C) increase all inputs proportionately. D) decrease all inputs proportionately.
7) A firm will hire a unit of input up to the point where
A) the marginal cost of the input equals the marginal cost of output.
B) the marginal revenue product of the input is equal to the marginal factor cost of the input.
C) the price of the input is equal to the price of output.
D) the marginal physical product of the input is equal to the price of output.
8) If the marginal revenue product of an input exceeds the marginal factor cost of the input, the
firm
A) should hire less of the input. B) is maximizing profit.
C) is not on its marginal cost curve. D) should increase its use of the input.
9) When a firm is hiring an input such that the marginal revenue product of the input is equal to
the marginal factor cost of the input, the firm
A) should be expanding output. B) is hiring too little of the input.
C) is maximizing economic profit.
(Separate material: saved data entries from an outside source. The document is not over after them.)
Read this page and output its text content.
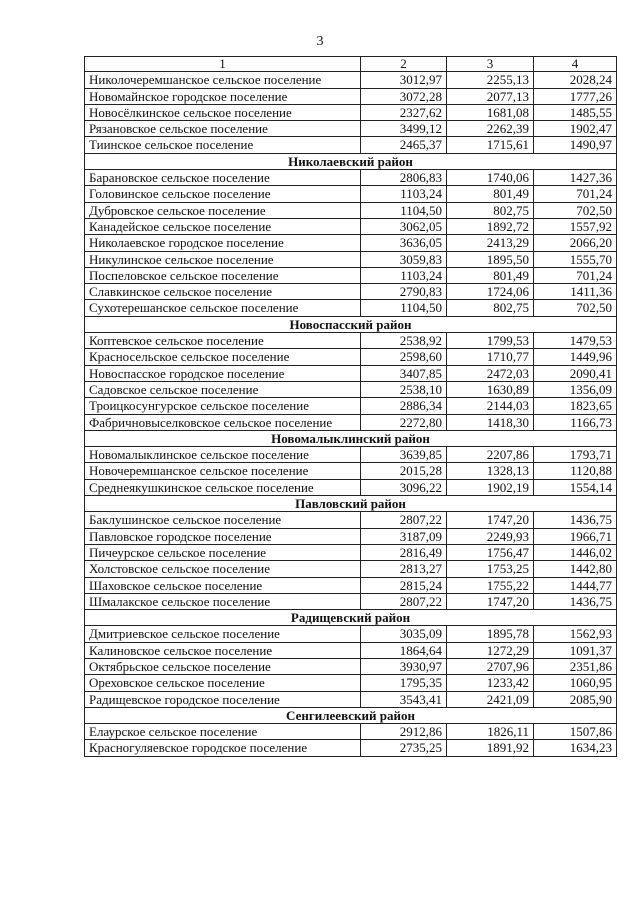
3
1	2	3	4
Николочеремшанское сельское поселение	3012,97	2255,13	2028,24
Новомайнское городское поселение	3072,28	2077,13	1777,26
Новосёлкинское сельское поселение	2327,62	1681,08	1485,55
Рязановское сельское поселение	3499,12	2262,39	1902,47
Тиинское сельское поселение	2465,37	1715,61	1490,97
Николаевский район			
Барановское сельское поселение	2806,83	1740,06	1427,36
Головинское сельское поселение	1103,24	801,49	701,24
Дубровское сельское поселение	1104,50	802,75	702,50
Канадейское сельское поселение	3062,05	1892,72	1557,92
Николаевское городское поселение	3636,05	2413,29	2066,20
Никулинское сельское поселение	3059,83	1895,50	1555,70
Поспеловское сельское поселение	1103,24	801,49	701,24
Славкинское сельское поселение	2790,83	1724,06	1411,36
Сухотерешанское сельское поселение	1104,50	802,75	702,50
Новоспасский район			
Коптевское сельское поселение	2538,92	1799,53	1479,53
Красносельское сельское поселение	2598,60	1710,77	1449,96
Новоспасское городское поселение	3407,85	2472,03	2090,41
Садовское сельское поселение	2538,10	1630,89	1356,09
Троицкосунгурское сельское поселение	2886,34	2144,03	1823,65
Фабричновыселковское сельское поселение	2272,80	1418,30	1166,73
Новомалыклинский район			
Новомалыклинское сельское поселение	3639,85	2207,86	1793,71
Новочеремшанское сельское поселение	2015,28	1328,13	1120,88
Среднеякушкинское сельское поселение	3096,22	1902,19	1554,14
Павловский район			
Баклушинское сельское поселение	2807,22	1747,20	1436,75
Павловское городское поселение	3187,09	2249,93	1966,71
Пичеурское сельское поселение	2816,49	1756,47	1446,02
Холстовское сельское поселение	2813,27	1753,25	1442,80
Шаховское сельское поселение	2815,24	1755,22	1444,77
Шмалакское сельское поселение	2807,22	1747,20	1436,75
Радищевский район			
Дмитриевское сельское поселение	3035,09	1895,78	1562,93
Калиновское сельское поселение	1864,64	1272,29	1091,37
Октябрьское сельское поселение	3930,97	2707,96	2351,86
Ореховское сельское поселение	1795,35	1233,42	1060,95
Радищевское городское поселение	3543,41	2421,09	2085,90
Сенгилеевский район			
Елаурское сельское поселение	2912,86	1826,11	1507,86
Красногуляевское городское поселение	2735,25	1891,92	1634,23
D) is producing too much output.
10) A profit maximizing firm will hire additional workers until
A) the additional cost associated with hiring the last worker equals the average wage rate of
the workers.
B) the additional cost associated with hiring the last worker equals the additional revenue
generated by that worker.
C) the extra revenue generated by the last worker hired equals zero.
D) the extra cost associated with hiring the last worker equals the price of the good produced.